[SPARK-56385][SQL][FOLLOW-UP] Fix FIELD_NOT_FOUND when remapping pushed filters after nested schema pruning by anton5798 · Pull Request #55477 · apache/spark

anton5798 · 2026-04-22T10:01:56Z

What changes were proposed in this pull request?

Wrap projectionFunc in scala.util.Try when remapping pushedFilterExpressions against the pruned scan output in V2ScanRelationPushDown.pruneColumns, and drop filters whose remap fails. The accompanying .subsetOf(AttributeSet(output)) filter is retained for the top-level-column pruning case.

Why are the changes needed?

After SPARK-56385, pushedFilterExpressions are remapped through ProjectionOverSchema to match the post-pruning scan output. When a pushed filter references a nested struct field that nested schema pruning has dropped, ProjectionOverSchema calls
StructType.fieldIndex on the narrowed struct and throws SparkIllegalArgumentException: [FIELD_NOT_FOUND].

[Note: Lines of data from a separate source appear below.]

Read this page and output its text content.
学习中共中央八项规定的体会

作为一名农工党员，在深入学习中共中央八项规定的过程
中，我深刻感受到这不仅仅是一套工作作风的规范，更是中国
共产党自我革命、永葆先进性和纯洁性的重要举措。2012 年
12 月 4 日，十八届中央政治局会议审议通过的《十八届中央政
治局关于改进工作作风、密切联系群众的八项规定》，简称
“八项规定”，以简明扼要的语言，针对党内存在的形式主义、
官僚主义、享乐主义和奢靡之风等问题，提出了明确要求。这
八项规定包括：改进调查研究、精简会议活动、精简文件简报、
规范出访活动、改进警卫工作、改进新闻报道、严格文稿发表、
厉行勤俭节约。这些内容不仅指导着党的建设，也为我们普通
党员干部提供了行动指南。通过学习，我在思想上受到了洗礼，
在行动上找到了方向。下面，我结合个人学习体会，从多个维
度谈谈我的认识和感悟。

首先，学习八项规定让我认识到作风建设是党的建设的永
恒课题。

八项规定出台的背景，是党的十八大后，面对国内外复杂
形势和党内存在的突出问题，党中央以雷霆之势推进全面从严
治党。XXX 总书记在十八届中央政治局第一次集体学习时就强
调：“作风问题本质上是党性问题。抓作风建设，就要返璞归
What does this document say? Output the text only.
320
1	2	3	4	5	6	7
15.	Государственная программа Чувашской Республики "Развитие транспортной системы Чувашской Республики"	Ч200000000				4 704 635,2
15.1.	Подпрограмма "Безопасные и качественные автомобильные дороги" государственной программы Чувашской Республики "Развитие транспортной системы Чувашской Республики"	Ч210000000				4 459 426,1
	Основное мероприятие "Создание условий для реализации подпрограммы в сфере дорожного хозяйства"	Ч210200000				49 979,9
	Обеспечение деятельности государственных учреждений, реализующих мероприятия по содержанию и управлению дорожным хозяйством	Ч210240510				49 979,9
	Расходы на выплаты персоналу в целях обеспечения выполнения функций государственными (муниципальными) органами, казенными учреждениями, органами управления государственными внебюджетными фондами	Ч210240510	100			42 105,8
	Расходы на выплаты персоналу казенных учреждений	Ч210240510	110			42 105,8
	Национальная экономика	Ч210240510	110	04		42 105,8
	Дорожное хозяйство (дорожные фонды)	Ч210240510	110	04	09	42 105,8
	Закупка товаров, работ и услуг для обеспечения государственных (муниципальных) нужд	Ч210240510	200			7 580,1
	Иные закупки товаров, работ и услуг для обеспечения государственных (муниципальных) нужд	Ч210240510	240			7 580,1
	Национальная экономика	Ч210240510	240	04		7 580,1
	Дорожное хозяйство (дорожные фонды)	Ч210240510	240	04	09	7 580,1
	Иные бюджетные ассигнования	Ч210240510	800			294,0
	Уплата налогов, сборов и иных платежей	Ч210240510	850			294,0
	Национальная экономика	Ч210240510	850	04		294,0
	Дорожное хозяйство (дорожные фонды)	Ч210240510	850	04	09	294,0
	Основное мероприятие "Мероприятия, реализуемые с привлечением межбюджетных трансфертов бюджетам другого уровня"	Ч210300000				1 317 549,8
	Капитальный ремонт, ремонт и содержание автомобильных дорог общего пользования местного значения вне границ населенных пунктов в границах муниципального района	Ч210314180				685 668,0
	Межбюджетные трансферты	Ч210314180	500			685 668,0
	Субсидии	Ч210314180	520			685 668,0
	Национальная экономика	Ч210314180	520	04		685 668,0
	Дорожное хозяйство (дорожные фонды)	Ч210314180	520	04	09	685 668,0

Repro (exercised by the new test):

Schema:  s: struct<a: int, b: int>, i: int
Query:   SELECT s.b FROM t WHERE s.a > 3   (s.a fully pushed)

Column pruning narrows s to struct<b>. The parent s is still in the output, so the existing .subsetOf guard passes, but remapping GetStructField(s, "a") through ProjectionOverSchema throws because field a is gone.

This does not crash for top-level pruning — when the pruned column is entirely absent from the output, ProjectionOverSchema.getProjection returns None and transformDown leaves the expression unchanged, which .subsetOf then drops cleanly.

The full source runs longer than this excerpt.